Centralized control — both in government and the New Mexico’s highly concentrated health system — also helped officials move quickly to vaccinate residents that might be hard to reach. New Mexico doesn’t have any county or city health departments and just two major health systems. One of those systems, Presbyterian, tapped into Medicaid data it holds as owner of the state’s largest Medicaid insurer to identify homebound New Mexicans — and then dispatched Albuquerque Ambulance Service, which it also owns, to administer shots where they live.
That also helped state efforts to reach people who may have trouble booking an appointment online. The state also used mobile clinics to reach its sizable homeless population and established pop-up clinics attached to a church, hoping that trusted community leaders could persuade people still on the fence about whether to get vaccinated.
Not everything has gone according to plan in the state. Despite the health department’s efforts to allot more doses to needier communities, federal data indicates there is room for improvement. A CDC report last month found that the state ranked 37th in vaccinating people in “high vulnerability” counties, a measure that accounts for factors like access to transportation, housing conditions and minority populations. Matt Bieber, a New Mexico health department spokesperson, said the CDC data may be incomplete because of reporting lags.
State officials debated overhauling their strategy for allotting vaccines, but they stuck with their plan and sent more doses into high-need communities. Now, New Mexico has vaccinated higher rates of its Black and Hispanic populations than any other state.
Its unique demographics also helped. More than half of adults 65-plus are people of color, about double the national average. New Mexico was slower than most to lower the minimum age to receive a vaccine, so as it focused on inoculating its elderly population, it was more likely to reach people of color than other states. It’s now among the many states that have opened up appointments to everyone 16 and older, ahead of Biden’s April 19 deadline to expand eligibility.
While Native American tribes and pueblos have been disproportionately hit by the coronavirus, New Mexico as a whole fared better than its neighbors through most of the last year. But New Mexicans have died at one of the higher rates in the U.S., which health experts have partly attributed to how many of the state’s residents suffer from underlying health conditions.
The state experienced one of the nation’s worst outbreaks last fall, with average daily infections increasing 20-fold to over 2,000 at the peak in late November.
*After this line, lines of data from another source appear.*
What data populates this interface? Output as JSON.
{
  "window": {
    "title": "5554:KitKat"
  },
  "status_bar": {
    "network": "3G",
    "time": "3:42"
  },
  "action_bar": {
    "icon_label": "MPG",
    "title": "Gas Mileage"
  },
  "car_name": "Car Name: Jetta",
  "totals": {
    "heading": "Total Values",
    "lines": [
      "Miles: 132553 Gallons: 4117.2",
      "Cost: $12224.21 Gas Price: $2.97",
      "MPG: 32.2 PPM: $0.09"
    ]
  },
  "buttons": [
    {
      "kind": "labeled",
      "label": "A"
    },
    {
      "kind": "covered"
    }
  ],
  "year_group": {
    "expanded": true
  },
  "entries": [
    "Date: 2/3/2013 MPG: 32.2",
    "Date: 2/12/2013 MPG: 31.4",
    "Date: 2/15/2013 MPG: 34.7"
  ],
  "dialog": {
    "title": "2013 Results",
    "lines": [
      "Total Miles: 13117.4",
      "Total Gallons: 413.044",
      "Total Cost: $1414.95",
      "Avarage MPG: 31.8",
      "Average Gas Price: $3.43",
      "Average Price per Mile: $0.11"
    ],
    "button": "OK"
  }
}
Cases have sharply dropped since then, and New Mexico is now seeing fewer than 200 new infections per day, one of the lowest per capita rates in the country. David Scrase, the state’s human services secretary, said he sees a correlation between New Mexico’s strong vaccination campaign and its avoidance of a surge that’s now challenging other areas.
Like other states, New Mexico officials are eyeing the challenge of reaching people who may be hesitant to get vaccinated or find it difficult to obtain a shot.
New Mexico has already launched a “trusted voices” campaign that features local residents encouraging their peers to get vaccinated. Lujan Grisham said the state will soon launch a campaign specifically targeting younger men, who are among the more vaccine-hesitant groups.
“We have the first million people vaccinated,” said deputy health secretary Laura Parajon at a virtual town hall last week. “But that last million is going to be more difficult to reach.”